Scientific Evidence for 100 Commercially Available Artificial Intelligence Tools for Radiology: A Systematic Review

K. van Leeuwen, S. Schalekamp, M. Rutten, B. van Ginneken and M. de Rooij

Annual Meeting of the Radiological Society of North America 2020.

Purpose: To survey scientific evidence for all CE marked artificial intelligence (AI) based software products for radiology available as of April, 2020.

Materials and Methods: We created an online overview of CE-certified AI software products for clinical radiology based on vendor-supplied product specifications (www.aiforradiology.com). For these products, we conducted a systematic literature study on Pubmed for original, peer-reviewed, English articles published between Jan 1, 2015 and April 14, 2020 on the efficacy of the AI software. Papers were included when the product and/or company name were mentioned, when efficacy level 2 to 6 according to Fryback was reported on an independent dataset, and when the tool was applied on in vivo human data.

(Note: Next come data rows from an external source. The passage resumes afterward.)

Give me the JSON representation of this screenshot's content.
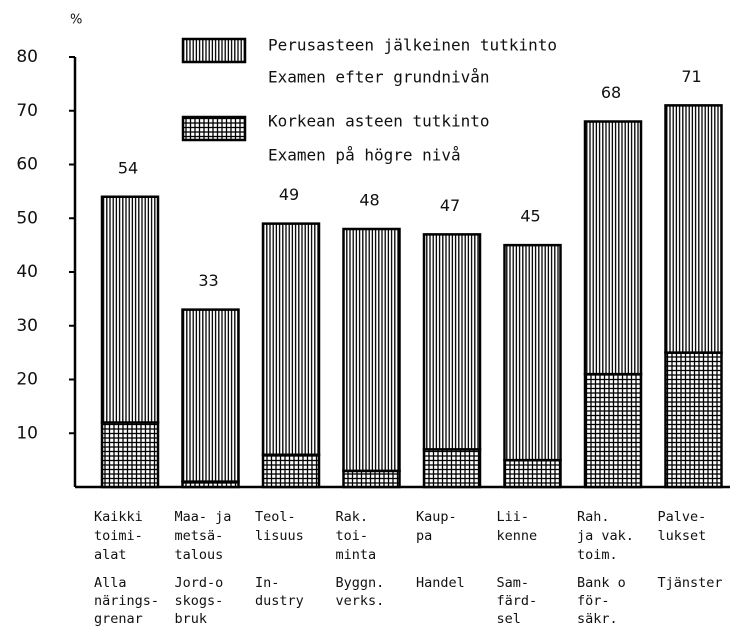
{
  "chart_data": {
    "type": "stacked_bar",
    "y_label": "%",
    "categories": [
      [
        "Kaikki",
        "toimi-",
        "alat"
      ],
      [
        "Maa- ja",
        "metsä-",
        "talous"
      ],
      [
        "Teol-",
        "lisuus"
      ],
      [
        "Rak.",
        "toi-",
        "minta"
      ],
      [
        "Kaup-",
        "pa"
      ],
      [
        "Lii-",
        "kenne"
      ],
      [
        "Rah.",
        "ja vak.",
        "toim."
      ],
      [
        "Palve-",
        "lukset"
      ]
    ],
    "categories_sv": [
      [
        "Alla",
        "närings-",
        "grenar"
      ],
      [
        "Jord-o",
        "skogs-",
        "bruk"
      ],
      [
        "In-",
        "dustry"
      ],
      [
        "Byggn.",
        "verks."
      ],
      [
        "Handel"
      ],
      [
        "Sam-",
        "färd-",
        "sel"
      ],
      [
        "Bank o",
        "för-",
        "säkr."
      ],
      [
        "Tjänster"
      ]
    ],
    "series": [
      {
        "name": "Korkean asteen tutkinto",
        "name_sv": "Examen på högre nivå",
        "color": "#000000",
        "pattern": "crosshatch",
        "values": [
          12,
          1,
          6,
          3,
          7,
          5,
          21,
          25
        ]
      },
      {
        "name": "Perusasteen jälkeinen tutkinto",
        "name_sv": "Examen efter grundnivån",
        "color": "#000000",
        "pattern": "vertical",
        "values": [
          42,
          32,
          43,
          45,
          40,
          40,
          47,
          46
        ]
      }
    ],
    "totals": [
      54,
      33,
      49,
      48,
      47,
      45,
      68,
      71
    ],
    "ylim": [
      0,
      80
    ],
    "yticks": [
      10,
      20,
      30,
      40,
      50,
      60,
      70,
      80
    ]
  }
}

Results: Our product overview consisted of 100 CE-certified software products from 51 different vendors. Among the 839 papers screened, 108 met the inclusion criteria. For 70/100 products we did not find papers that met the inclusion criteria. The evidence of the other 30 products was predominantly (84%) focused on diagnostic accuracy (efficacy level 2). Half of the available evidence (49%) was independent and not (co)-funded or (co)-authored by the vendor. In more than half (55%) of the papers the version number of the product used in the study was not mentioned. From all studies, 20 (18%) used validation data from multiple countries, 42 (39%) were multicenter studies, 25 (23%) were performed with acquisition machines from multiple manufacturers.

Conclusion: One hundred CE-certified AI software products for radiology exist today. Yet, for the majority, scientific evidence on the clinical performance and clinical impact is lacking. These insights should raise awareness that certification may not guarantee technical and clinical efficacy of an AI product.

Clinical relevance: Our findings identify the available evidence for commercially available AI software, aiming to contribute to a safe and effective implementation of AI software in radiology departments.